Some employees are motivated by the fear of loss, i.e., if they do not get to the job on time, they will be fired and will lose their means of support. Still others respond to satisfactory monetary compensation, and do best with a program of periodic salary increases based on job performance. Employers can create an environment that motivates employees by providing the tools, resources, information, and emotional support others are motivated by the fear of loss, i.e., if they do not get to the job on time, they will be fired and will lose their means of support. Still others respond to satisfactory monetary compensation, and do best with a program of periodic salary increases based on job performance. Employers can create an environment that motivates employees by providing the tools, resources, information, and emotional support (Beardwell I & L Holden 1994).
An employee’s expectation of the workplace has dramatically changed over the last century, with motivation theories shifting from monetary to job satisfaction. Although there is no longer a job for life, employees seek security in other forms, transferable skills, to keep them employed throughout their working life. A requirement of managers is to understand and practice behaviour that is in tune with employee’s motivation, therefore what maintains employee morale within the workplace.

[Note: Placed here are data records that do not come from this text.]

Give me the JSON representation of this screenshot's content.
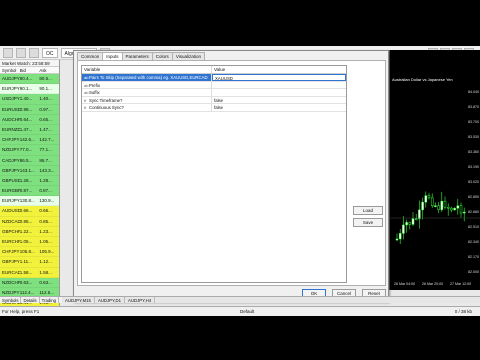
{
  "market_watch": {
    "title": "Market Watch: 23:58:59",
    "headers": [
      "Symbol",
      "Bid",
      "Ask"
    ],
    "rows": [
      {
        "symbol": "AUDJPY",
        "bid": "80.4...",
        "ask": "80.5...",
        "color": "#7ee07e"
      },
      {
        "symbol": "EURJPY",
        "bid": "90.1...",
        "ask": "90.1...",
        "color": "#e8ffe8"
      },
      {
        "symbol": "USDJPY",
        "bid": "1.40...",
        "ask": "1.40...",
        "color": "#7ee07e"
      },
      {
        "symbol": "EURUSD",
        "bid": "0.98...",
        "ask": "0.97...",
        "color": "#7ee07e"
      },
      {
        "symbol": "AUDCHF",
        "bid": "0.64...",
        "ask": "0.65...",
        "color": "#7ee07e"
      },
      {
        "symbol": "EURNZD",
        "bid": "1.47...",
        "ask": "1.47...",
        "color": "#7ee07e"
      },
      {
        "symbol": "CHFJPY",
        "bid": "142.6...",
        "ask": "142.7...",
        "color": "#7ee07e"
      },
      {
        "symbol": "NZDJPY",
        "bid": "77.0...",
        "ask": "77.1...",
        "color": "#7ee07e"
      },
      {
        "symbol": "CADJPY",
        "bid": "86.5...",
        "ask": "86.7...",
        "color": "#7ee07e"
      },
      {
        "symbol": "GBPJPY",
        "bid": "143.1...",
        "ask": "143.3...",
        "color": "#7ee07e"
      },
      {
        "symbol": "GBPUSD",
        "bid": "1.28...",
        "ask": "1.28...",
        "color": "#7ee07e"
      },
      {
        "symbol": "EURGBP",
        "bid": "0.87...",
        "ask": "0.87...",
        "color": "#7ee07e"
      },
      {
        "symbol": "EURJPY",
        "bid": "130.8...",
        "ask": "130.9...",
        "color": "#e8ffe8"
      },
      {
        "symbol": "AUDUSD",
        "bid": "0.66...",
        "ask": "0.66...",
        "color": "#f2f23d"
      },
      {
        "symbol": "NZDCAD",
        "bid": "0.85...",
        "ask": "0.85...",
        "color": "#f2f23d"
      },
      {
        "symbol": "GBPCHF",
        "bid": "1.22...",
        "ask": "1.23...",
        "color": "#f2f23d"
      },
      {
        "symbol": "EURCHF",
        "bid": "1.05...",
        "ask": "1.05...",
        "color": "#f2f23d"
      },
      {
        "symbol": "CHFJPY",
        "bid": "105.8...",
        "ask": "105.9...",
        "color": "#f2f23d"
      },
      {
        "symbol": "GBPJPY",
        "bid": "1.11...",
        "ask": "1.12...",
        "color": "#f2f23d"
      },
      {
        "symbol": "EURCAD",
        "bid": "1.58...",
        "ask": "1.58...",
        "color": "#f2f23d"
      },
      {
        "symbol": "NZDCHF",
        "bid": "0.63...",
        "ask": "0.63...",
        "color": "#7ee07e"
      },
      {
        "symbol": "NZDJPY",
        "bid": "112.4...",
        "ask": "112.5...",
        "color": "#7ee07e"
      },
      {
        "symbol": "USDCAD",
        "bid": "1.41...",
        "ask": "1.41...",
        "color": "#f2f23d"
      },
      {
        "symbol": "USDCHF",
        "bid": "1.27...",
        "ask": "1.27...",
        "color": "#f2f23d"
      },
      {
        "symbol": "AUDNZD",
        "bid": "1.03...",
        "ask": "1.04...",
        "color": "#f2f23d"
      }
    ],
    "tabs": [
      "Symbols",
      "Details",
      "Trading"
    ]
  },
  "toolbar": {
    "label": "Algo Trading",
    "oc_label": "OC"
  },
  "dialog": {
    "tabs": [
      "Common",
      "Inputs",
      "Parameters",
      "Colors",
      "Visualization"
    ],
    "active_tab": "Inputs",
    "grid_headers": [
      "Variable",
      "Value"
    ],
    "rows": [
      {
        "icon": "ab",
        "variable": "Pairs To Skip (Separated with comma) eg. XAUUSD,EURCAD",
        "value": "XAUUSD",
        "selected": true
      },
      {
        "icon": "ab",
        "variable": "Prefix",
        "value": "",
        "selected": false
      },
      {
        "icon": "ab",
        "variable": "Suffix",
        "value": "",
        "selected": false
      },
      {
        "icon": "tf",
        "variable": "Sync Timeframe?",
        "value": "false",
        "selected": false
      },
      {
        "icon": "tf",
        "variable": "Continuous Sync?",
        "value": "false",
        "selected": false
      }
    ],
    "load_label": "Load",
    "save_label": "Save",
    "ok_label": "OK",
    "cancel_label": "Cancel",
    "reset_label": "Reset"
  },
  "chart": {
    "title": "Australian Dollar vs Japanese Yen",
    "prices": [
      "84.040",
      "83.870",
      "83.700",
      "83.530",
      "83.360",
      "83.190",
      "83.020",
      "82.850",
      "82.680",
      "82.510",
      "82.340",
      "82.170",
      "82.000"
    ],
    "dates": [
      "26 Mar 04:00",
      "26 Mar 20:00",
      "27 Mar 12:00"
    ],
    "bull_color": "#ffffff",
    "bear_color": "#000000",
    "wick_color": "#33ff33"
  },
  "bottom_tabs": [
    "AUDJPY,M15",
    "AUDJPY,D1",
    "AUDJPY,H4"
  ],
  "status": {
    "left": "For Help, press F1",
    "middle": "Default",
    "right": "0 / 38 kb"
  }
}
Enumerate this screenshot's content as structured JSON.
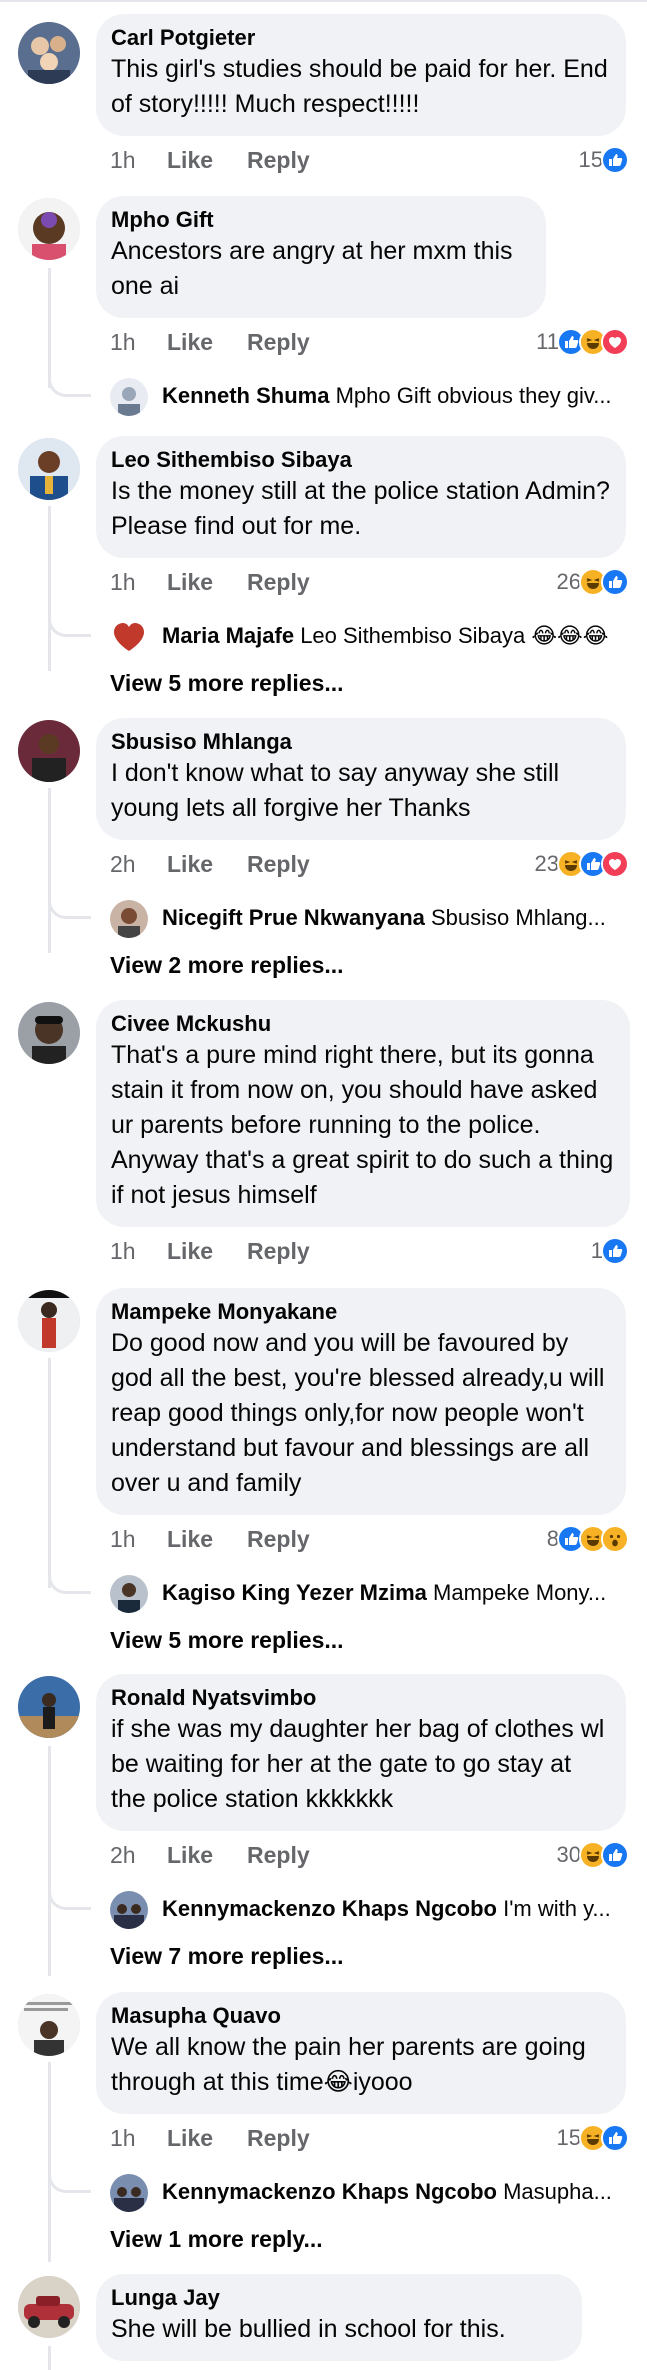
{
  "colors": {
    "like_blue": "#1877f2",
    "love_red": "#f33e58",
    "haha_yellow": "#f7b125",
    "text_grey": "#65676b",
    "bubble": "#f0f2f5"
  },
  "comments": [
    {
      "author": "Carl Potgieter",
      "text": "This girl's studies should be paid for her. End of story!!!!! Much respect!!!!!",
      "time": "1h",
      "like": "Like",
      "reply": "Reply",
      "reactions": "15",
      "reaction_icons": [
        "like-icon"
      ]
    },
    {
      "author": "Mpho Gift",
      "text": "Ancestors are angry at her mxm this one ai",
      "time": "1h",
      "like": "Like",
      "reply": "Reply",
      "reactions": "11",
      "reaction_icons": [
        "like-icon",
        "haha-icon",
        "love-icon"
      ],
      "reply_preview": {
        "name": "Kenneth Shuma",
        "text": "Mpho Gift obvious they giv..."
      }
    },
    {
      "author": "Leo Sithembiso Sibaya",
      "text": "Is the money still at the police station Admin? Please find out for me.",
      "time": "1h",
      "like": "Like",
      "reply": "Reply",
      "reactions": "26",
      "reaction_icons": [
        "haha-icon",
        "like-icon"
      ],
      "reply_preview": {
        "name": "Maria Majafe",
        "text": "Leo Sithembiso Sibaya 😂😂😂"
      },
      "more": "View 5 more replies..."
    },
    {
      "author": "Sbusiso Mhlanga",
      "text": "I don't know what to say anyway she still young lets all forgive her Thanks",
      "time": "2h",
      "like": "Like",
      "reply": "Reply",
      "reactions": "23",
      "reaction_icons": [
        "haha-icon",
        "like-icon",
        "love-icon"
      ],
      "reply_preview": {
        "name": "Nicegift Prue Nkwanyana",
        "text": "Sbusiso Mhlang..."
      },
      "more": "View 2 more replies..."
    },
    {
      "author": "Civee Mckushu",
      "text": "That's a pure mind right there, but its gonna stain it from now on, you should have asked ur parents before running to the police.  Anyway that's a great spirit to do such a thing if not jesus himself",
      "time": "1h",
      "like": "Like",
      "reply": "Reply",
      "reactions": "1",
      "reaction_icons": [
        "like-icon"
      ]
    },
    {
      "author": "Mampeke Monyakane",
      "text": "Do good now and you will be favoured by god all the best, you're blessed already,u will reap good things only,for now people won't understand but favour and blessings are all over u and family",
      "time": "1h",
      "like": "Like",
      "reply": "Reply",
      "reactions": "8",
      "reaction_icons": [
        "like-icon",
        "haha-icon",
        "wow-icon"
      ],
      "reply_preview": {
        "name": "Kagiso King Yezer Mzima",
        "text": "Mampeke Mony..."
      },
      "more": "View 5 more replies..."
    },
    {
      "author": "Ronald Nyatsvimbo",
      "text": "if she was my daughter her bag of clothes wl be waiting for her at the gate to go stay at the police station kkkkkkk",
      "time": "2h",
      "like": "Like",
      "reply": "Reply",
      "reactions": "30",
      "reaction_icons": [
        "haha-icon",
        "like-icon"
      ],
      "reply_preview": {
        "name": "Kennymackenzo Khaps Ngcobo",
        "text": "I'm with y..."
      },
      "more": "View 7 more replies..."
    },
    {
      "author": "Masupha Quavo",
      "text": "We all know the pain her parents are going through at this time😂iyooo",
      "time": "1h",
      "like": "Like",
      "reply": "Reply",
      "reactions": "15",
      "reaction_icons": [
        "haha-icon",
        "like-icon"
      ],
      "reply_preview": {
        "name": "Kennymackenzo Khaps Ngcobo",
        "text": "Masupha..."
      },
      "more": "View 1 more reply..."
    },
    {
      "author": "Lunga Jay",
      "text": "She will be bullied in school for this."
    }
  ]
}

Motivation of employees is a fluid topic, what motivates employees can differ immensely between individuals. The employee is no longer regarded as some one who is only motivated by money; there are social aspects that the work environment introduces that act as satisfiers.
The move towards HR empowering employees was viewed as a motivational and rewarding, placing value on the human resource. However this field of management is being widely criticised for the control it introduces to the work place.
Today’s motivational issues are as complicated as they were over a hundred years ago, when they were first discussed as a management tool. Where motivation is individual, there is no cure all, therefore all theories have there merits and there failings. Attention to an employee’s need and treating them with respect are the most valuable contributions to an employees motivation.